The value package presented to the prospect contains a budget for the effort required to achieve the service delivery. Simply put – this is the time allowed to achieve the required tasks. The team now understand the effort or allowance of time permitted in order for them to be able to complete their work and deliver the service.
Not only does each team member understand the job expectations, but they are also in control of monitoring scope creep. Their deep understanding of the client scope of engagement means that they know when to trigger an alert. Change management is an opportunity to sell additional value to your clients.
Each prospect discovery needs to identify the potential for risk. When a practice moves to value pricing the onus on delivering the agreed scope is entirely within the practice. Risk to an engagement are things like client reliability, response time and commitment; each of which can affect service delivery and engagement profitability. The measure of risk is understood as contingency. Contingency is a buffer of time on items of scope fulfilled by certain roles. Unused contingency is a direct injection of profit to a practice's bottom line.

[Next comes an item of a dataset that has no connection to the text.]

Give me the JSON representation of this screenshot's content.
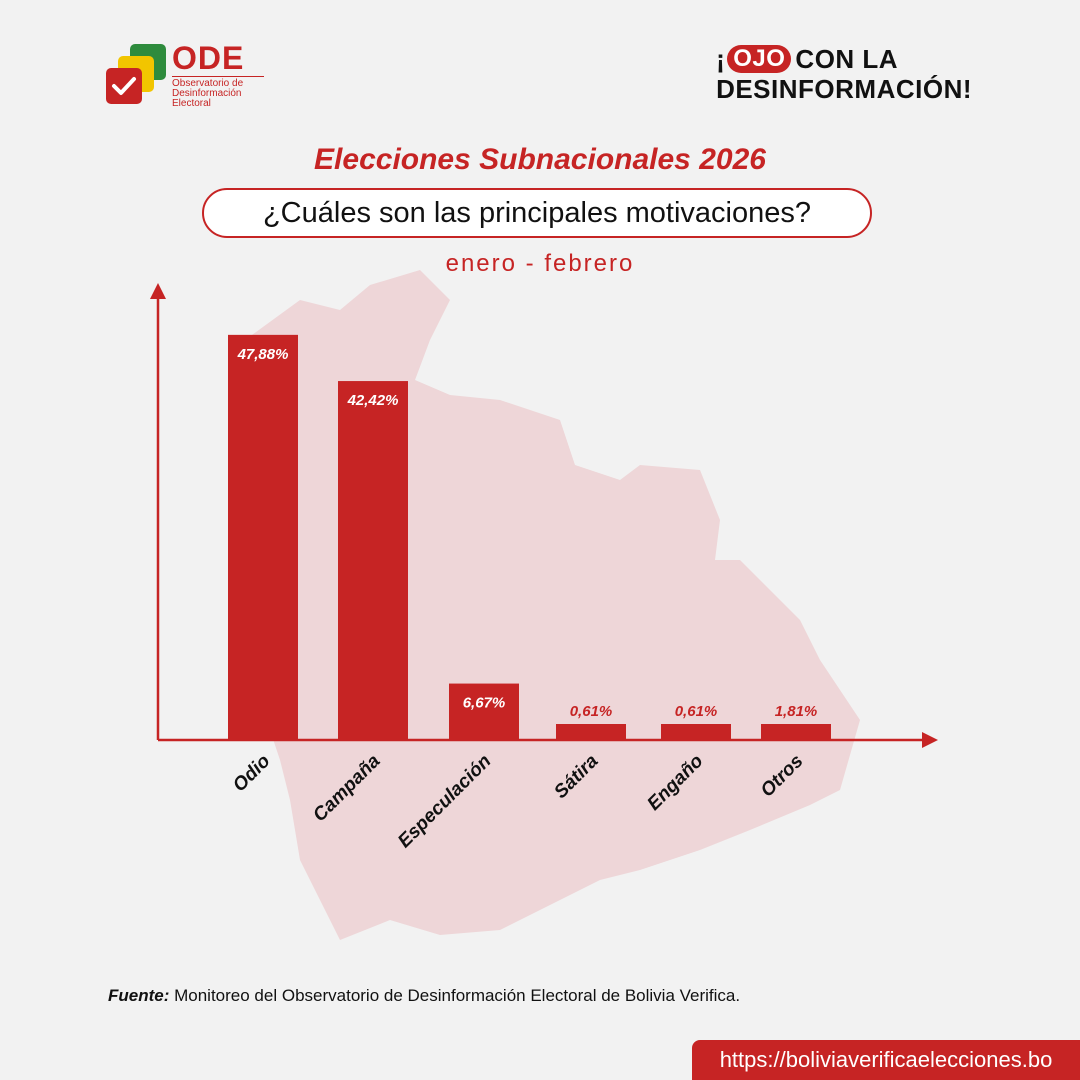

An understanding of the 'allowed for' effort in a client engagement means that capacity can be managed. Capacity management uses the concept of a full-time equivalent (FTE). Each team member has capacity measured as a partial or full FTE. Being able to associate an engagement back to budgeted effort means that the team members assigned to that client have their personal FTE availability reduced. The available FTE of each team member contributes to the total practice FTE capacity. Tracking the available capacity of a team member enables the monitoring of their ability to take on additional work. Monitoring the FTE of the practice as a whole means that the critical point for engaging a new team member can be identified. What can be measured can be managed.

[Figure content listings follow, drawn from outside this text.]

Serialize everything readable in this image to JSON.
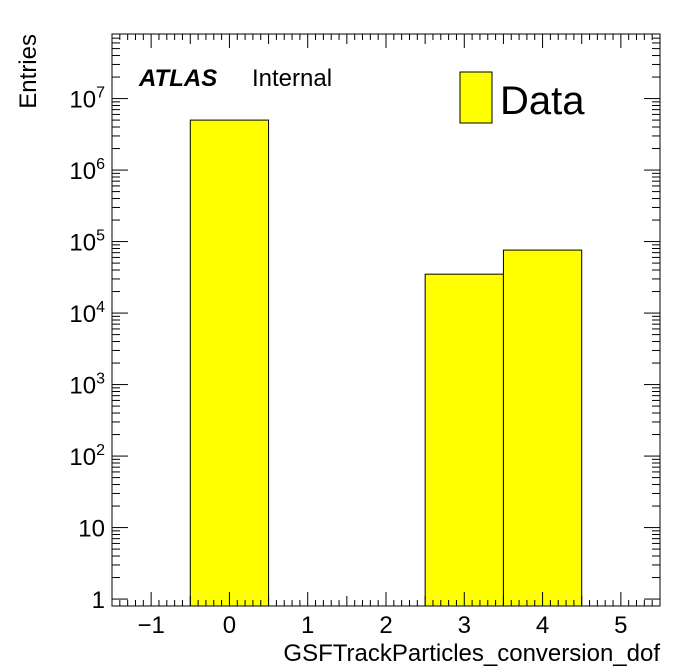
{
  "chart_data": {
    "type": "bar",
    "histogram": true,
    "log_y": true,
    "x_edges": [
      -0.5,
      0.5,
      1.5,
      2.5,
      3.5,
      4.5
    ],
    "bin_centers": [
      0,
      1,
      2,
      3,
      4
    ],
    "series": [
      {
        "name": "Data",
        "values": [
          5000000,
          0,
          0,
          35000,
          76000
        ],
        "color": "#ffff00"
      }
    ],
    "xlabel": "GSFTrackParticles_conversion_dof",
    "ylabel": "Entries",
    "xlim": [
      -1.5,
      5.5
    ],
    "ylim": [
      0.8,
      80000000
    ],
    "x_ticks": [
      {
        "value": -1,
        "label": "−1"
      },
      {
        "value": 0,
        "label": "0"
      },
      {
        "value": 1,
        "label": "1"
      },
      {
        "value": 2,
        "label": "2"
      },
      {
        "value": 3,
        "label": "3"
      },
      {
        "value": 4,
        "label": "4"
      },
      {
        "value": 5,
        "label": "5"
      }
    ],
    "y_ticks": [
      {
        "value": 1,
        "base": "1",
        "exp": ""
      },
      {
        "value": 10,
        "base": "10",
        "exp": ""
      },
      {
        "value": 100,
        "base": "10",
        "exp": "2"
      },
      {
        "value": 1000,
        "base": "10",
        "exp": "3"
      },
      {
        "value": 10000,
        "base": "10",
        "exp": "4"
      },
      {
        "value": 100000,
        "base": "10",
        "exp": "5"
      },
      {
        "value": 1000000,
        "base": "10",
        "exp": "6"
      },
      {
        "value": 10000000,
        "base": "10",
        "exp": "7"
      }
    ],
    "grid": false,
    "legend": {
      "placement": "top-right",
      "entries": [
        "Data"
      ]
    },
    "annotation": {
      "experiment": "ATLAS",
      "status": "Internal"
    }
  }
}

A business with vision and goals is a business geared for growth. To track growth, there must be measurable components. The practice needs to review practice performance against internal growth targets; to understand the profitability of an engagement – is the client engagement being fulfilled within scope or is the effort required to fulfil the scope greater than expected? Is contingency used? These are all measurable because expended effort is monitored against budgeted effort.
A pricing review is a check that your delivery price is in line with scope, changes in CPI and the value you are delivering to your client. A pricing review cannot be completed without a thorough understanding of the required effort of the engagement.

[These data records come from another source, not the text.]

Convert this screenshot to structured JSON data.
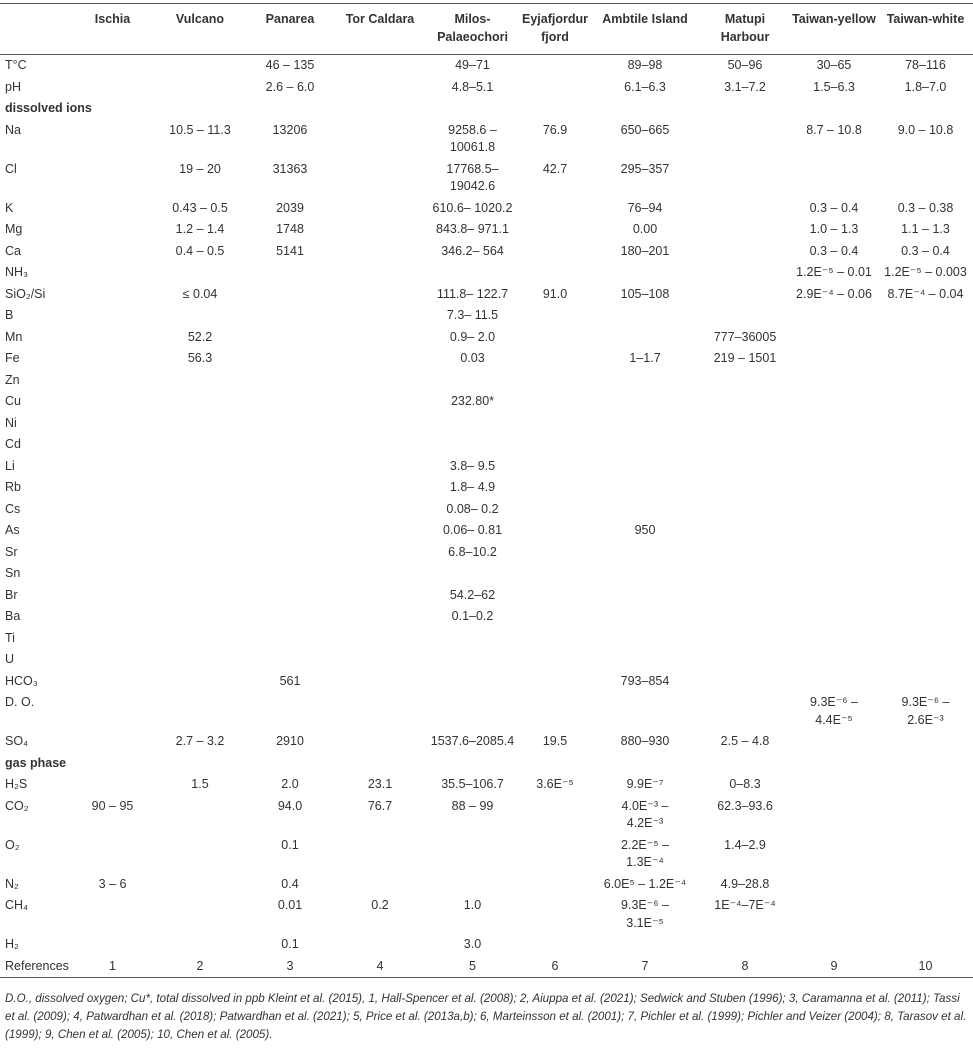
{
  "table": {
    "headers": [
      "Ischia",
      "Vulcano",
      "Panarea",
      "Tor Caldara",
      [
        "Milos-",
        "Palaeochori"
      ],
      [
        "Eyjafjordur",
        "fjord"
      ],
      "Ambtile Island",
      [
        "Matupi",
        "Harbour"
      ],
      "Taiwan-yellow",
      "Taiwan-white"
    ],
    "rows": [
      {
        "label": "T°C",
        "cells": [
          null,
          null,
          "46 – 135",
          null,
          "49–71",
          null,
          "89–98",
          "50–96",
          "30–65",
          "78–116"
        ]
      },
      {
        "label": "pH",
        "cells": [
          null,
          null,
          "2.6 – 6.0",
          null,
          "4.8–5.1",
          null,
          "6.1–6.3",
          "3.1–7.2",
          "1.5–6.3",
          "1.8–7.0"
        ]
      },
      {
        "section": "dissolved ions"
      },
      {
        "label": "Na",
        "cells": [
          null,
          "10.5 – 11.3",
          "13206",
          null,
          [
            "9258.6 –",
            "10061.8"
          ],
          "76.9",
          "650–665",
          null,
          "8.7 – 10.8",
          "9.0 – 10.8"
        ]
      },
      {
        "label": "Cl",
        "cells": [
          null,
          "19 – 20",
          "31363",
          null,
          [
            "17768.5–",
            "19042.6"
          ],
          "42.7",
          "295–357",
          null,
          null,
          null
        ]
      },
      {
        "label": "K",
        "cells": [
          null,
          "0.43 – 0.5",
          "2039",
          null,
          "610.6– 1020.2",
          null,
          "76–94",
          null,
          "0.3 – 0.4",
          "0.3 – 0.38"
        ]
      },
      {
        "label": "Mg",
        "cells": [
          null,
          "1.2 – 1.4",
          "1748",
          null,
          "843.8– 971.1",
          null,
          "0.00",
          null,
          "1.0 – 1.3",
          "1.1 – 1.3"
        ]
      },
      {
        "label": "Ca",
        "cells": [
          null,
          "0.4 – 0.5",
          "5141",
          null,
          "346.2– 564",
          null,
          "180–201",
          null,
          "0.3 – 0.4",
          "0.3 – 0.4"
        ]
      },
      {
        "label": "NH₃",
        "cells": [
          null,
          null,
          null,
          null,
          null,
          null,
          null,
          null,
          "1.2E⁻⁵ – 0.01",
          "1.2E⁻⁵ – 0.003"
        ]
      },
      {
        "label": "SiO₂/Si",
        "cells": [
          null,
          "≤ 0.04",
          null,
          null,
          "111.8– 122.7",
          "91.0",
          "105–108",
          null,
          "2.9E⁻⁴ – 0.06",
          "8.7E⁻⁴ – 0.04"
        ]
      },
      {
        "label": "B",
        "cells": [
          null,
          null,
          null,
          null,
          "7.3– 11.5",
          null,
          null,
          null,
          null,
          null
        ]
      },
      {
        "label": "Mn",
        "cells": [
          null,
          "52.2",
          null,
          null,
          "0.9– 2.0",
          null,
          null,
          "777–36005",
          null,
          null
        ]
      },
      {
        "label": "Fe",
        "cells": [
          null,
          "56.3",
          null,
          null,
          "0.03",
          null,
          "1–1.7",
          "219 – 1501",
          null,
          null
        ]
      },
      {
        "label": "Zn",
        "cells": [
          null,
          null,
          null,
          null,
          null,
          null,
          null,
          null,
          null,
          null
        ]
      },
      {
        "label": "Cu",
        "cells": [
          null,
          null,
          null,
          null,
          "232.80*",
          null,
          null,
          null,
          null,
          null
        ]
      },
      {
        "label": "Ni",
        "cells": [
          null,
          null,
          null,
          null,
          null,
          null,
          null,
          null,
          null,
          null
        ]
      },
      {
        "label": "Cd",
        "cells": [
          null,
          null,
          null,
          null,
          null,
          null,
          null,
          null,
          null,
          null
        ]
      },
      {
        "label": "Li",
        "cells": [
          null,
          null,
          null,
          null,
          "3.8– 9.5",
          null,
          null,
          null,
          null,
          null
        ]
      },
      {
        "label": "Rb",
        "cells": [
          null,
          null,
          null,
          null,
          "1.8– 4.9",
          null,
          null,
          null,
          null,
          null
        ]
      },
      {
        "label": "Cs",
        "cells": [
          null,
          null,
          null,
          null,
          "0.08– 0.2",
          null,
          null,
          null,
          null,
          null
        ]
      },
      {
        "label": "As",
        "cells": [
          null,
          null,
          null,
          null,
          "0.06– 0.81",
          null,
          "950",
          null,
          null,
          null
        ]
      },
      {
        "label": "Sr",
        "cells": [
          null,
          null,
          null,
          null,
          "6.8–10.2",
          null,
          null,
          null,
          null,
          null
        ]
      },
      {
        "label": "Sn",
        "cells": [
          null,
          null,
          null,
          null,
          null,
          null,
          null,
          null,
          null,
          null
        ]
      },
      {
        "label": "Br",
        "cells": [
          null,
          null,
          null,
          null,
          "54.2–62",
          null,
          null,
          null,
          null,
          null
        ]
      },
      {
        "label": "Ba",
        "cells": [
          null,
          null,
          null,
          null,
          "0.1–0.2",
          null,
          null,
          null,
          null,
          null
        ]
      },
      {
        "label": "Ti",
        "cells": [
          null,
          null,
          null,
          null,
          null,
          null,
          null,
          null,
          null,
          null
        ]
      },
      {
        "label": "U",
        "cells": [
          null,
          null,
          null,
          null,
          null,
          null,
          null,
          null,
          null,
          null
        ]
      },
      {
        "label": "HCO₃",
        "cells": [
          null,
          null,
          "561",
          null,
          null,
          null,
          "793–854",
          null,
          null,
          null
        ]
      },
      {
        "label": "D. O.",
        "cells": [
          null,
          null,
          null,
          null,
          null,
          null,
          null,
          null,
          [
            "9.3E⁻⁶ –",
            "4.4E⁻⁵"
          ],
          [
            "9.3E⁻⁶ –",
            "2.6E⁻³"
          ]
        ]
      },
      {
        "label": "SO₄",
        "cells": [
          null,
          "2.7 – 3.2",
          "2910",
          null,
          "1537.6–2085.4",
          "19.5",
          "880–930",
          "2.5 – 4.8",
          null,
          null
        ]
      },
      {
        "section": "gas phase"
      },
      {
        "label": "H₂S",
        "cells": [
          null,
          "1.5",
          "2.0",
          "23.1",
          "35.5–106.7",
          "3.6E⁻⁵",
          "9.9E⁻⁷",
          "0–8.3",
          null,
          null
        ]
      },
      {
        "label": "CO₂",
        "cells": [
          "90 – 95",
          null,
          "94.0",
          "76.7",
          "88 – 99",
          null,
          [
            "4.0E⁻³ –",
            "4.2E⁻³"
          ],
          "62.3–93.6",
          null,
          null
        ]
      },
      {
        "label": "O₂",
        "cells": [
          null,
          null,
          "0.1",
          null,
          null,
          null,
          [
            "2.2E⁻⁵ –",
            "1.3E⁻⁴"
          ],
          "1.4–2.9",
          null,
          null
        ]
      },
      {
        "label": "N₂",
        "cells": [
          "3 – 6",
          null,
          "0.4",
          null,
          null,
          null,
          "6.0E⁵ – 1.2E⁻⁴",
          "4.9–28.8",
          null,
          null
        ]
      },
      {
        "label": "CH₄",
        "cells": [
          null,
          null,
          "0.01",
          "0.2",
          "1.0",
          null,
          [
            "9.3E⁻⁶ –",
            "3.1E⁻⁵"
          ],
          "1E⁻⁴–7E⁻⁴",
          null,
          null
        ]
      },
      {
        "label": "H₂",
        "cells": [
          null,
          null,
          "0.1",
          null,
          "3.0",
          null,
          null,
          null,
          null,
          null
        ]
      },
      {
        "label": "References",
        "cells": [
          1,
          2,
          3,
          4,
          5,
          6,
          7,
          8,
          9,
          10
        ]
      }
    ]
  },
  "footnote": "D.O., dissolved oxygen; Cu*, total dissolved in ppb Kleint et al. (2015), 1, Hall-Spencer et al. (2008); 2, Aiuppa et al. (2021); Sedwick and Stuben (1996); 3, Caramanna et al. (2011); Tassi et al. (2009); 4, Patwardhan et al. (2018); Patwardhan et al. (2021); 5, Price et al. (2013a,b); 6, Marteinsson et al. (2001); 7, Pichler et al. (1999); Pichler and Veizer (2004); 8, Tarasov et al. (1999); 9, Chen et al. (2005); 10, Chen et al. (2005)."
}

Team performance reviews are about work performance and personal development. A part of work performance is the assessment of how well the scoped work has been completed. Is it completed within budgeted effort? Has any of the contingency been used?
Diligence to tracking activity against budgeted effort enables a measure of when the engagement is being met or not. Meeting or under achieving budgeted effort is the cream of good service delivery. How you choose to use this cream within your practice is entirely up to you. Keep it within the business or give back to the team. Being able to measure performance means you can make choices based on calculable metrics.
Maintaining the use of timesheets within a practice to track billable activities is not the answer. A modern practice can be effectively managed by actively tracking activity and effort. Without this process a practice is only guessing about practice capacity, wouldn’t have optimal team capacity, is missing value-add opportunities, and would not have the necessary metrics in place to conduct internal reviews.
Timesheets with an emphasis on tracking all available hours may be anathema to value pricing advocates, but tracking effort to support business growth is key to a successful practice.